In this exercice $C_{c}^\infty$ denotes the set of all functions defined in $\mathbb{R}^n$ that are infinitely differentiable and compactly supported.
For this proof it is suggested to use the following statements:
1. If $\|x\|$ denotes the Euclidean norm of $x\in\mathbb{R}^n$ and if $a>0$, then exists $c>0$ depending only on $n$ and $a$ such that $$c^{-1}\left(|x_1|^\alpha+\cdots +|x_n|^\alpha\right)\leq \|x\|^\alpha\leq c\left(|x_1|^\alpha+\cdots +|x_n|^\alpha\right)$$.

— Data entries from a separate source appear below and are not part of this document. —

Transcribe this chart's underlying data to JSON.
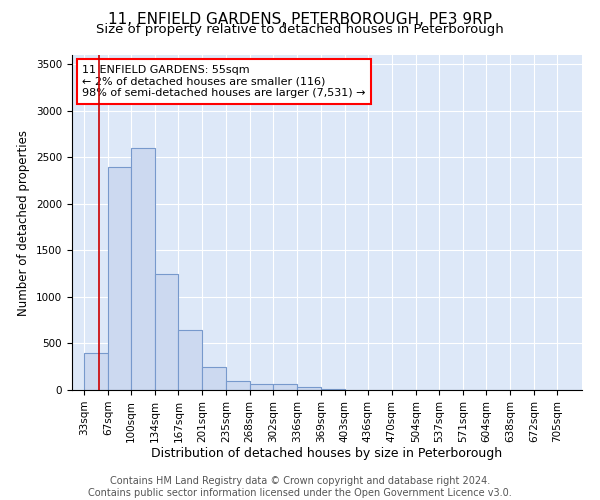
{
  "title": "11, ENFIELD GARDENS, PETERBOROUGH, PE3 9RP",
  "subtitle": "Size of property relative to detached houses in Peterborough",
  "xlabel": "Distribution of detached houses by size in Peterborough",
  "ylabel": "Number of detached properties",
  "footer_line1": "Contains HM Land Registry data © Crown copyright and database right 2024.",
  "footer_line2": "Contains public sector information licensed under the Open Government Licence v3.0.",
  "bar_edges": [
    33,
    67,
    100,
    134,
    167,
    201,
    235,
    268,
    302,
    336,
    369,
    403,
    436,
    470,
    504,
    537,
    571,
    604,
    638,
    672,
    705
  ],
  "bar_heights": [
    400,
    2400,
    2600,
    1250,
    650,
    250,
    100,
    60,
    60,
    30,
    10,
    0,
    0,
    0,
    0,
    0,
    0,
    0,
    0,
    0,
    0
  ],
  "bar_color": "#ccd9f0",
  "bar_edge_color": "#7799cc",
  "bar_linewidth": 0.8,
  "red_line_x": 55,
  "red_line_color": "#cc0000",
  "annotation_text": "11 ENFIELD GARDENS: 55sqm\n← 2% of detached houses are smaller (116)\n98% of semi-detached houses are larger (7,531) →",
  "ylim": [
    0,
    3600
  ],
  "xlim": [
    16,
    740
  ],
  "background_color": "#dde8f8",
  "grid_color": "#ffffff",
  "title_fontsize": 11,
  "subtitle_fontsize": 9.5,
  "tick_fontsize": 7.5,
  "ylabel_fontsize": 8.5,
  "xlabel_fontsize": 9,
  "annotation_fontsize": 8,
  "footer_fontsize": 7
}
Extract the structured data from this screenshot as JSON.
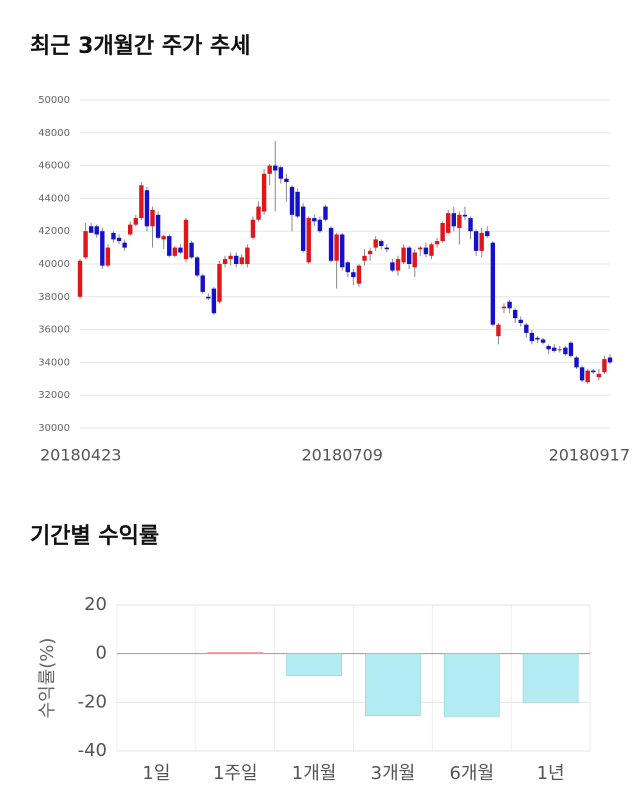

2. $\displaystyle{\int_{B(0,1)}\frac{1}{\|x\|^\alpha}\,dx<\infty\Longleftrightarrow}\hspace{.1cm} a<n\qquad$ and $\qquad\displaystyle{\int_{B(0,1)^c}\frac{1}{\|x\|^\alpha}\,dx<\infty\Longleftrightarrow}\hspace{.1cm} a>n.$
(Here $B(0,1)$ denote the unit ball in $\mathbb{R}^n$).
Let's see found that $\mathcal{S}\subset L^1\cap L^\infty$. Let $f\in\mathcal{S}$. Since $f$ is bounded on $\mathbb{R}^n$, so will it be $\quad x_{j}^{n+1}f\quad$ for $j=1,...,n$. Also, because $ f $ is bounded, there is a constant $ c $ such that $$\left(1+|x_1|^{n+1}+\cdots +|x_n|^{n+1}\right)|f(x)|\leq c.$$ by statement 1 there is another constant $c'$ such that $$|f(x)|\leq \frac{c'}{1+\|x\|^{n+1}}$$ and for the and by statement 2, $f\in L^1$.
My questions are about how to test the claims used in this demo. Also I have not been able to demonstrate the inclusion $C_{c}^\infty\subset \mathcal{S}$.